Related Distributions
NIST/SEMATECH Section 1.3.6.7 Related Distributions
Probability distributions are connected through special cases, transformations, and limiting forms. Understanding these relationships helps select the right model and simplify computations. For critical value tables, see Distribution Tables.
Distribution Function Definitions
| Function | Symbol | Definition |
|---|---|---|
| PDF / PMF | f(x) | Probability density (continuous) or mass (discrete) |
| CDF | F(x) | P(X ≤ x), cumulative probability |
| Quantile (PPF) | Q(p) | Inverse CDF, F inverse of p |
| Survival | S(x) | 1 - F(x), exceedance probability |
| Hazard | h(x) | f(x) / S(x), instantaneous failure rate |
Normal Distribution Family
The Normal distribution is the central reference for much of classical statistics.
| Relationship | Description |
|---|---|
| Normal -> Lognormal | If X ~ Normal, then exp(X) ~ Lognormal |
| Normal -> Chi-Square | Sum of k squared standard normals ~ Chi-Square(k) |
| Normal -> t-Distribution | Z / sqrt(Chi-Square(k)/k) ~ t(k) |
| Chi-Square -> F-Distribution | (Chi-Square(d1)/d1) / (Chi-Square(d2)/d2) ~ F(d1,d2) |
| Normal -> Power Normal | Box-Cox transform of Normal |
| Lognormal -> Power Lognormal | Box-Cox transform of Lognormal |
Exponential Distribution Family
The Exponential distribution connects to several lifetime and reliability models.

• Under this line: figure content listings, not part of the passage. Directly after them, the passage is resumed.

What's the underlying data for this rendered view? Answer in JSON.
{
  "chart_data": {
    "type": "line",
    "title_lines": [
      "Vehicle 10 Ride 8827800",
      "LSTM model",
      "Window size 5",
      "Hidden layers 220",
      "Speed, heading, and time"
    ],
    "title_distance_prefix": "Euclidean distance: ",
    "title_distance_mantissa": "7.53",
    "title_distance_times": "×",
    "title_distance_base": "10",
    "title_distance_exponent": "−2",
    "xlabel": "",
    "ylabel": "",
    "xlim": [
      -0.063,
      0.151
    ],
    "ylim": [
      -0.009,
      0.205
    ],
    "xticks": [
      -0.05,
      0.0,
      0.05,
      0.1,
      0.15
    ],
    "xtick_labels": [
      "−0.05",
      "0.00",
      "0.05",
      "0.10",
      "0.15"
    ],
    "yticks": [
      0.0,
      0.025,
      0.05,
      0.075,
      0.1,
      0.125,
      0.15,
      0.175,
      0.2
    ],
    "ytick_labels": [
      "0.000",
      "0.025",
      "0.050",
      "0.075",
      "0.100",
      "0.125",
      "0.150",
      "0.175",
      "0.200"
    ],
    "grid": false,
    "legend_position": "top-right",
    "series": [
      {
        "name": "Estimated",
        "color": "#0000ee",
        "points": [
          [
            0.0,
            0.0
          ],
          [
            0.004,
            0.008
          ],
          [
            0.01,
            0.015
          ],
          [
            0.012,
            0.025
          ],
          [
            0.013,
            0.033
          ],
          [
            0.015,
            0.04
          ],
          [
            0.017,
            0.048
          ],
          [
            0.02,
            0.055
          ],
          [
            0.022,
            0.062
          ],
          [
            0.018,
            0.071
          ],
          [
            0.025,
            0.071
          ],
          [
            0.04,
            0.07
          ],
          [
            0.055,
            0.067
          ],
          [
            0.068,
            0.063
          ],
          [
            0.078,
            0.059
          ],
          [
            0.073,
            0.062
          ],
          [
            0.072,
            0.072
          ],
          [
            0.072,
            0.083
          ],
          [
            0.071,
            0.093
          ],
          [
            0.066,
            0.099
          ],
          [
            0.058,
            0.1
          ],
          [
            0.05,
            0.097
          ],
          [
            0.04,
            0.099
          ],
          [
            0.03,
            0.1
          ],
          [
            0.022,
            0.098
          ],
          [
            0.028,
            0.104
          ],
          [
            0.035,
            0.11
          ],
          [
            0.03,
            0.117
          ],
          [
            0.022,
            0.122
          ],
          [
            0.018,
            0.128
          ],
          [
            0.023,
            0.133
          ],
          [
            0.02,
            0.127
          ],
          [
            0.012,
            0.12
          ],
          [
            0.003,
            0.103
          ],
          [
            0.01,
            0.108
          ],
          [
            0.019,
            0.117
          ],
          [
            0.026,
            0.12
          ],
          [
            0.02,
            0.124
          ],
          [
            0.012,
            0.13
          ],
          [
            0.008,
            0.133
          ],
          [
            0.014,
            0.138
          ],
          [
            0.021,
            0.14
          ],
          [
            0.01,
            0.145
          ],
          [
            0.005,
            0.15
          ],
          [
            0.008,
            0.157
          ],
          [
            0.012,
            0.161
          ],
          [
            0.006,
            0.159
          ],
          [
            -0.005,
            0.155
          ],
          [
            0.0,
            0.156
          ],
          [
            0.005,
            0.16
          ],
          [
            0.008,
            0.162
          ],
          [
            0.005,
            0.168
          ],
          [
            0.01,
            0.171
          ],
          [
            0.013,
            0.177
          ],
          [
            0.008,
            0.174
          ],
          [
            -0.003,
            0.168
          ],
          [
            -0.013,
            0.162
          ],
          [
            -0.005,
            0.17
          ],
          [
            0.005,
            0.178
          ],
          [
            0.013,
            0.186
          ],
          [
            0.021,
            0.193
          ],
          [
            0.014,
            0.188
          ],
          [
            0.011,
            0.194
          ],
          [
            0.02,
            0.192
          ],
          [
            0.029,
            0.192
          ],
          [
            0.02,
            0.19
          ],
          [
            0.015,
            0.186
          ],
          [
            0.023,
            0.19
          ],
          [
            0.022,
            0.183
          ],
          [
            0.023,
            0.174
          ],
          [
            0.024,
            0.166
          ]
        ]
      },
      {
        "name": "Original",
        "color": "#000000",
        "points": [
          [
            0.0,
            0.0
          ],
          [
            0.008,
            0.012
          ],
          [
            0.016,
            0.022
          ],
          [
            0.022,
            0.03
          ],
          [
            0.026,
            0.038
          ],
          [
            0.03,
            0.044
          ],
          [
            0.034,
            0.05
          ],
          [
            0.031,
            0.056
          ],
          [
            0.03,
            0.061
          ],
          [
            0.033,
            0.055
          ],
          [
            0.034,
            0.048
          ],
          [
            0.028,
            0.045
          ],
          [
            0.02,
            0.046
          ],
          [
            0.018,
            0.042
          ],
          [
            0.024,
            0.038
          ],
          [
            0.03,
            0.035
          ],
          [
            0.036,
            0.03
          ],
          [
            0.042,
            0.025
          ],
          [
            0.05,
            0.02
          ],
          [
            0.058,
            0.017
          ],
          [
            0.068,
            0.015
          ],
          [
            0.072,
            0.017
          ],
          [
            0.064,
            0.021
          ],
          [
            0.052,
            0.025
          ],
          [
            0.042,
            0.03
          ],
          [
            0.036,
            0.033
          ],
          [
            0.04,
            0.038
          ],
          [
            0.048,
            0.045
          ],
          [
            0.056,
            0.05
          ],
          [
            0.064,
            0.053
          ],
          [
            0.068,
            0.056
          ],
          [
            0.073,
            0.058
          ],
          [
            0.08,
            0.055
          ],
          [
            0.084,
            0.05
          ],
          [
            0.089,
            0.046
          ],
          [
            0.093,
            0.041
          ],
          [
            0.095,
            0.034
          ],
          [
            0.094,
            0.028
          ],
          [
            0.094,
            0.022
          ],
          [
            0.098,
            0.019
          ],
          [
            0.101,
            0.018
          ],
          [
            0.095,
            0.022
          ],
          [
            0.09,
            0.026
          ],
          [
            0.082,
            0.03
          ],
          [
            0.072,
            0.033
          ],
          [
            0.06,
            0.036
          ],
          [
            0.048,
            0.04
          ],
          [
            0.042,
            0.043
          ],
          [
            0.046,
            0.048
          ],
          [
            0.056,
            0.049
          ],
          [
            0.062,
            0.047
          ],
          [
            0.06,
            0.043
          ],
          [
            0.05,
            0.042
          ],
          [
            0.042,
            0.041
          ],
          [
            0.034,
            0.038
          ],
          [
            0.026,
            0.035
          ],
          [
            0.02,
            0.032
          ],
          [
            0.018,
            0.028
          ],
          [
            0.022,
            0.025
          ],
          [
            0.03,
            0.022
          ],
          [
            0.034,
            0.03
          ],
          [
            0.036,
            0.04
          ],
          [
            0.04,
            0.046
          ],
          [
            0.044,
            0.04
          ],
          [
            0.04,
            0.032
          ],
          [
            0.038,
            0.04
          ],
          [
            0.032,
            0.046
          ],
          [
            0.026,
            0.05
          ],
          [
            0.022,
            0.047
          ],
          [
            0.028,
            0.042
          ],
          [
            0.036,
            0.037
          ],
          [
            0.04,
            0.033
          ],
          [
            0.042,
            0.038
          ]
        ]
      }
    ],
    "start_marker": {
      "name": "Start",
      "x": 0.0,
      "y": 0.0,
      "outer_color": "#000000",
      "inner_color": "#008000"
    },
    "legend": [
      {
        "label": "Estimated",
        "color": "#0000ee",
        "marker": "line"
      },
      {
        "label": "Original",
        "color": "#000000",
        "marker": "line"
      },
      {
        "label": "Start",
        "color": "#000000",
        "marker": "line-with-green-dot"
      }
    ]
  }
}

| Relationship | Description |
|---|---|
| Exponential -> Gamma | Sum of k Exponentials ~ Gamma(k, beta) |
| Exponential -> Weibull | Weibull(shape=1) = Exponential |
| Exponential -> Double Exponential | Difference of two Exponentials |
| Gamma -> Chi-Square | Chi-Square(k) = Gamma(k/2, 2) |
| Gamma -> Exponential | Gamma(1, beta) = Exponential(beta) |
| Exponential -> Fatigue Life | Derived via cycle-to-failure model |
Limiting Distributions
| From | To | Condition |
|---|---|---|
| t-Distribution | Normal | df -> infinity |
| Chi-Square | Normal | df -> infinity (approx.) |
| F-Distribution | Chi-Square | df2 -> infinity, multiply by df1 |
| Binomial | Normal | n -> infinity (CLT) |
| Binomial | Poisson | n -> infinity, p -> 0, np = lambda |
| Poisson | Normal | lambda -> infinity |
| Gamma | Normal | shape -> infinity (CLT) |
Flexible Distribution Families
| Distribution | Role |
|---|---|
| Beta | Flexible shape on [0,1]; models proportions. Uniform is Beta(1,1). |
| Tukey-Lambda | Shape parameter sweeps from Cauchy-like (lambda=-1) through logistic (lambda=0) to uniform-like (lambda=1). Used with PPCC Plot for distribution selection. |
| Extreme Value | Models maxima of large samples (Gumbel). Related to Weibull via transformation. |
Discrete Distributions
| Distribution | Support | Key Use |
|---|---|---|
| Binomial | 0, 1, …, n | Fixed trials, constant probability |
| Poisson | 0, 1, 2, … | Rare events per unit time/space |
Discrete distributions use PMF (probability mass function) rather than PDF. Both converge to Normal under appropriate limits (see table above).
Choosing a Distribution
Start with the PPCC Plot or Probability Plot to identify candidate families, then validate with Anderson-Darling or K-S Test. Use the relationships above to simplify analysis when transformations connect your data to a better-known distribution.